Bogotá, D.C., veintiséis (26) de julio de dos mil dieciocho (2018).
VISTOS
Decide la Corte la impugnación presentada por Néstor Raúl Ocoro Montaño, frente al fallo proferido el 31 de mayo de 2018, por la Sala Penal del Tribunal Superior de Buga, que negó el amparo del derecho fundamental a la igualdad, presuntamente vulnerado por la Presidencia de la República y el Ministerio de Justicia.
ANTECEDENTES
Los supuestos fácticos que motivaron la petición de amparo constitucional, fueron reseñados por la Sala Penal del Tribunal Superior de Buga, así:
Se extrae de los hechos narrados por el actor, que con la expedición de la Ley 1820 de 2016, muchos excombatientes de las Farc EP que se encontraban bajo el marco jurídico de la Ley 975 de 2005 (Justicia y Paz), pudieron acceder a los beneficios jurídicos y económicos de la norma ulterior, por virtud de lo regulado en el artículo 63 de la Ley de Justicia y Paz, atinente a la favorabilidad.

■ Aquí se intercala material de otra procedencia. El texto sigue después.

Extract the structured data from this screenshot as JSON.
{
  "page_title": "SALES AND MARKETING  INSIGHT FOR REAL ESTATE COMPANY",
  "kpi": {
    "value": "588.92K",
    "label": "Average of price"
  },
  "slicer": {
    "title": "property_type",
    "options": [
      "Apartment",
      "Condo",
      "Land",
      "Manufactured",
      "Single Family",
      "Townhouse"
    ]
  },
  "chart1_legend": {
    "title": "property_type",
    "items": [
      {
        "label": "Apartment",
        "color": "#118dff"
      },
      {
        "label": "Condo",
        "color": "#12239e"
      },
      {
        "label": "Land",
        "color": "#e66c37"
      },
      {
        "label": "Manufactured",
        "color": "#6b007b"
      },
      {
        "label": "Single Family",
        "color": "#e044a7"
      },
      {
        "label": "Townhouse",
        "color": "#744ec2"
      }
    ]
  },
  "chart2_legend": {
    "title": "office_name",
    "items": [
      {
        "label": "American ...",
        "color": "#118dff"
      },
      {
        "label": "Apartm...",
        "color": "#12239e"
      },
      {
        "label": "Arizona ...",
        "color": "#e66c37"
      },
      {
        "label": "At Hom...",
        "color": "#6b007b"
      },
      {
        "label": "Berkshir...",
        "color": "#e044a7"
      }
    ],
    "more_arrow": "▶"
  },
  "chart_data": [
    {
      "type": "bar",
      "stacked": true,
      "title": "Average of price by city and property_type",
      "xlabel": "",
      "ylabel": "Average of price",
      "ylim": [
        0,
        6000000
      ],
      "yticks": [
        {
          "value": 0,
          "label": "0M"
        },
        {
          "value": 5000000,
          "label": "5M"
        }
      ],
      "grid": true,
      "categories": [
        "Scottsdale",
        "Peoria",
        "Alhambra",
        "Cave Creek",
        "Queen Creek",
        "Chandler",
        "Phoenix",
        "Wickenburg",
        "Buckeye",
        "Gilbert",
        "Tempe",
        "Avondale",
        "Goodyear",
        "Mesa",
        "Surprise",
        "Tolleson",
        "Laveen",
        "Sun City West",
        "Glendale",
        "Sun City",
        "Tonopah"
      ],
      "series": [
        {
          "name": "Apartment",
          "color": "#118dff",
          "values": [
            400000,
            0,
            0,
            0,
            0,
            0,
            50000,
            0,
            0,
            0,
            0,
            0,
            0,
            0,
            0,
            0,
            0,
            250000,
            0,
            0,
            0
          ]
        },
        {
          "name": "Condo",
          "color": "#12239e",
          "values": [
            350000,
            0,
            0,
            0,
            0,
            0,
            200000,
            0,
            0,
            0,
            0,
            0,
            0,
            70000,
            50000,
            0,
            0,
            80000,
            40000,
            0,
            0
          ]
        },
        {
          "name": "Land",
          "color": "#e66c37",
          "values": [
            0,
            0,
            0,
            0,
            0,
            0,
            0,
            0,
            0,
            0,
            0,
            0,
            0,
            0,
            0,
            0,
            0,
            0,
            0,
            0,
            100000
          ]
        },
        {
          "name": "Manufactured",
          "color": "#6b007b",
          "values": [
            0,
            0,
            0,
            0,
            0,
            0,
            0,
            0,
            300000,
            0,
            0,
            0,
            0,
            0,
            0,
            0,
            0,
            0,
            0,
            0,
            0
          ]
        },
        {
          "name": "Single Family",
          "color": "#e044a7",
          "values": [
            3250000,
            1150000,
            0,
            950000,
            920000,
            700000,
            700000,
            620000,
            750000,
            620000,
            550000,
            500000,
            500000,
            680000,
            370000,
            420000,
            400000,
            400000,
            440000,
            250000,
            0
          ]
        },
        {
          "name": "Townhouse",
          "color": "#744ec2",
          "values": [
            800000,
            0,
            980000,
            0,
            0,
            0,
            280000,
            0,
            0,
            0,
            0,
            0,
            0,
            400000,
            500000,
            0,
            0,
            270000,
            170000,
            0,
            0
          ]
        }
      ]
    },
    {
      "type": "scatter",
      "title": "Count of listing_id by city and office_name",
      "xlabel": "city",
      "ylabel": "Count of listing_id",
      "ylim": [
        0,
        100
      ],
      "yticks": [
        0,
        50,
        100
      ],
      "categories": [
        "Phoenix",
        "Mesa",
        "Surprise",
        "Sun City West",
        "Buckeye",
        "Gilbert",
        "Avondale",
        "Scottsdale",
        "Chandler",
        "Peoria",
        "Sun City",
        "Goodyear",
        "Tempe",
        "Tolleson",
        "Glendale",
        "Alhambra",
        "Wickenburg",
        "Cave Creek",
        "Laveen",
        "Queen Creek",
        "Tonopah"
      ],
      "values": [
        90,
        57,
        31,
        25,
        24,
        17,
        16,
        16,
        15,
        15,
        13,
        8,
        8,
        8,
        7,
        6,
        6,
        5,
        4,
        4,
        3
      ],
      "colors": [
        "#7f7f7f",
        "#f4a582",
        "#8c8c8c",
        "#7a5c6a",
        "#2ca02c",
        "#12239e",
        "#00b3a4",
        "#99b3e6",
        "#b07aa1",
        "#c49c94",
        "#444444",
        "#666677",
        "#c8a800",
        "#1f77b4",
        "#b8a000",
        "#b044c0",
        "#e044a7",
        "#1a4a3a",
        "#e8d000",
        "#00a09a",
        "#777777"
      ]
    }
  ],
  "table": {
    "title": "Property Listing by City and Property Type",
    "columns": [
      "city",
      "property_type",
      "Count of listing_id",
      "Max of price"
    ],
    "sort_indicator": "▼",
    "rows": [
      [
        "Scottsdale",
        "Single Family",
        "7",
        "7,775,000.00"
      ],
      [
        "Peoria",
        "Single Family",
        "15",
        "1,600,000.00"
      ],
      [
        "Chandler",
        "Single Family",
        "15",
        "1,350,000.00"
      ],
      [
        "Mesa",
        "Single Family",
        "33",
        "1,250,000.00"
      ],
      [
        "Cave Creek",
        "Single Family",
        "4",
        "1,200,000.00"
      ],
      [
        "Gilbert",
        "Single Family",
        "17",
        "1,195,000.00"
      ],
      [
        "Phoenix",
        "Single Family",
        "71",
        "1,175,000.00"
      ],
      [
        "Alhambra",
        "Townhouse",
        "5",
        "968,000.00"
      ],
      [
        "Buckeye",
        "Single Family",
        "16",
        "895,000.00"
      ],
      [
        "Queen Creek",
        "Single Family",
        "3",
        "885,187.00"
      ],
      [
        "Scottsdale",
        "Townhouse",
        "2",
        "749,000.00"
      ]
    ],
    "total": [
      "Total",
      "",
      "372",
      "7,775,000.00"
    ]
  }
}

Se duele que el Gobierno Nacional no presentara un proyecto de ley o expidiera un decreto, para mejorar la Ley 975 de 2005, bajo similares condiciones de la Ley 1820 de 2016, toda vez que de esta última fueron excluidos los miembros de la AUC, lo cual afrenta el derecho a la igualdad y a la favorabilidad.

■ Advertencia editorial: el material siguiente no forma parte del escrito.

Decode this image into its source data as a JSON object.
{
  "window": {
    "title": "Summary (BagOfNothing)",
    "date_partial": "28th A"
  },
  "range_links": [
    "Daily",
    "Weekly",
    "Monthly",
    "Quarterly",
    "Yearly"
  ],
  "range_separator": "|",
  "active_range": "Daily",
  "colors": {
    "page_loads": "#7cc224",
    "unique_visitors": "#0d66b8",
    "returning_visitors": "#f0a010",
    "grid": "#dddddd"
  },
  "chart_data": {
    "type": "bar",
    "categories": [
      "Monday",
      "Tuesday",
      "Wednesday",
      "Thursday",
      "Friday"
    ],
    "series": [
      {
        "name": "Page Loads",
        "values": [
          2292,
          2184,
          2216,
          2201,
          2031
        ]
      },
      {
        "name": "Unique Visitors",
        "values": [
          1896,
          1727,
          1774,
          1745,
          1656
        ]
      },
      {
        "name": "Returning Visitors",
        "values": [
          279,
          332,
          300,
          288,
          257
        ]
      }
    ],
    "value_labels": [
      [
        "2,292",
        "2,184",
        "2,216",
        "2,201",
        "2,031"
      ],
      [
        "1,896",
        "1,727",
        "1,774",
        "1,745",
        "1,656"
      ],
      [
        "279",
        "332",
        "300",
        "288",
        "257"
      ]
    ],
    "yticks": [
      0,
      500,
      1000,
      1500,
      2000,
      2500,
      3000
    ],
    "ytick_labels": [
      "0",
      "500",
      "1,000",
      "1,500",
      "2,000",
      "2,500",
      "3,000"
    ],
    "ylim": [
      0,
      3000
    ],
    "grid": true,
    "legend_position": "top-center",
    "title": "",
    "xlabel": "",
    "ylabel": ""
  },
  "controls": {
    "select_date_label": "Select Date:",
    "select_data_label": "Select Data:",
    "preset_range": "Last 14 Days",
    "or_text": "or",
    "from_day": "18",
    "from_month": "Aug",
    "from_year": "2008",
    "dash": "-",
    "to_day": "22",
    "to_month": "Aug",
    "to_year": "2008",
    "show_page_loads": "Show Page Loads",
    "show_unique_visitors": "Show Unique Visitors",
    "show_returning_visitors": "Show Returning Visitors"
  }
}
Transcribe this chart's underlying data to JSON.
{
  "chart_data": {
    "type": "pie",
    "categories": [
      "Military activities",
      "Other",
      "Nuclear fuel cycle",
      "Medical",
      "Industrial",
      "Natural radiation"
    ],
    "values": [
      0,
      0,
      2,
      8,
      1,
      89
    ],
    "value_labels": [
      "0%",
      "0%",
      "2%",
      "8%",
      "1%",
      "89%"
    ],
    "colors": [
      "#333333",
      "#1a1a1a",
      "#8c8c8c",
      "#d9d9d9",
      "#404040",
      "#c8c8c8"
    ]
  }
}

Solicitó que se les ordene a las autoridades accionadas, que le concedan el mismo tratamiento que a los miembros de las Farc que se encontraban privados de la libertad en el Pabellón de Justicia y Paz bajo el régimen jurídico de la Ley 975 de 2005.
DEL FALLO RECURRIDO
El A quo, negó el amparo reclamado al estimar, puntualmente, que:
(i) La interpretación que hace el accionante, en torno a la presunta vulneración del aludido derecho fundamental es equivocada, pues, la Ley 1820 de 2016 fue creada de manera exclusiva para dar fin al conflicto armado con el grupo guerrillero de las FARC-EP, y si bien dicha normatividad tiene ciertas prerrogativas económicas, también lo es que trae consecuencias jurídicas frente a los actos ilegales que como grupo al margen de la ley ejecutaron. En igual sentido las prevé la Ley 975 de 2005, implementada para el proceso de paz con las Autodefensas Unidas de Colombia, conforme a sus decretos reglamentarios, a través de los cuales se establecieron mecanismos especiales de acogimiento a la justicia, así como ayudas económicas a quienes se desmovilizaron dentro de ese proceso de reinserción social; por ende, no se puede señalar la existencia de mejores beneficios entre unos y otros.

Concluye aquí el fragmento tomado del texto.